There is a command in redis to set these two values:
bf.reserve test 0.01 100
The first value is the name of the filter.
The second value is the value of error_rate.
The third value is the value of initial_size.
Note that you must use the bf.reserve command to create it explicitly before add. If the corresponding key already exists, bf.reserve will report an error. At the same time, the lower the error rate is set, the more space is required.

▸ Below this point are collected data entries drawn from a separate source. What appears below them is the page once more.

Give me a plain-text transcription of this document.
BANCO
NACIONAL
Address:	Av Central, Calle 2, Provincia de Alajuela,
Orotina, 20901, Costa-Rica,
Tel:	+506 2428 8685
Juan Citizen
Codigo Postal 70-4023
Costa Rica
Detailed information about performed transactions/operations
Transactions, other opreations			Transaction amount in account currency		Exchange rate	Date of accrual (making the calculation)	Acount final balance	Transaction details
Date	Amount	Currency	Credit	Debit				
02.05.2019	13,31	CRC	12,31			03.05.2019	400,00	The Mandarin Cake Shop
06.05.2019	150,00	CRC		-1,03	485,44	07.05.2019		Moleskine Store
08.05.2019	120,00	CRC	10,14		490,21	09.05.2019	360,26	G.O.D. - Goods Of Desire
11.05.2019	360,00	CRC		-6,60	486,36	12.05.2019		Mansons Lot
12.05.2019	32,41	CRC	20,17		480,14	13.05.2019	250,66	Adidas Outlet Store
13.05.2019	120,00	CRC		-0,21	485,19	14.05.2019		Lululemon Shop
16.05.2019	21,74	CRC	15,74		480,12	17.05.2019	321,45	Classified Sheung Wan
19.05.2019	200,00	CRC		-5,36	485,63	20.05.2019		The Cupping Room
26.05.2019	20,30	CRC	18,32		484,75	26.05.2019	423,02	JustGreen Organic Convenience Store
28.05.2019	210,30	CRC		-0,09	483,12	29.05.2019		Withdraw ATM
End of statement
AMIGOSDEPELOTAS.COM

If bf.reserve is not used, the default error_rate is 0.01, and the default initial_size is 100.
3. Use in the project
3.1
Import package
<dependency>
<groupId>com.redislabs</groupId>
<artifactId>jrebloom</artifactId>
<version>1.0.2</version>
</dependency>
There are only three classes in the JAR package, and there is insufficient support for connection methods and data types
Code:
Client client = new Client(redisProperties.getHost(), redisProperties.getPort(), 10000, 100);
client.add("bobo", "123");
boolean bo = client.exists("bobo", "123");
System.out.println(bo);
3.2: BloomFilter in Guava
The BloomFilter class is provided in the guava package of Google, which directly uses the server memory
Import package
<dependency>
<groupId>com.google.guava</groupId>
<artifactId>guava</artifactId>
<version>22.0</version>
</dependency>
Code:
private static int size = 1000000;
private static BloomFilter<String> bloomFilter = BloomFilter.create(Funnels.stringFunnel(Charset.defaultCharset()), size, 0.0001);
public void test2() {
String bo = "bobo";
bloomFilter.put(bo);
System.out.println(bloomFilter.mightContain(bo));
}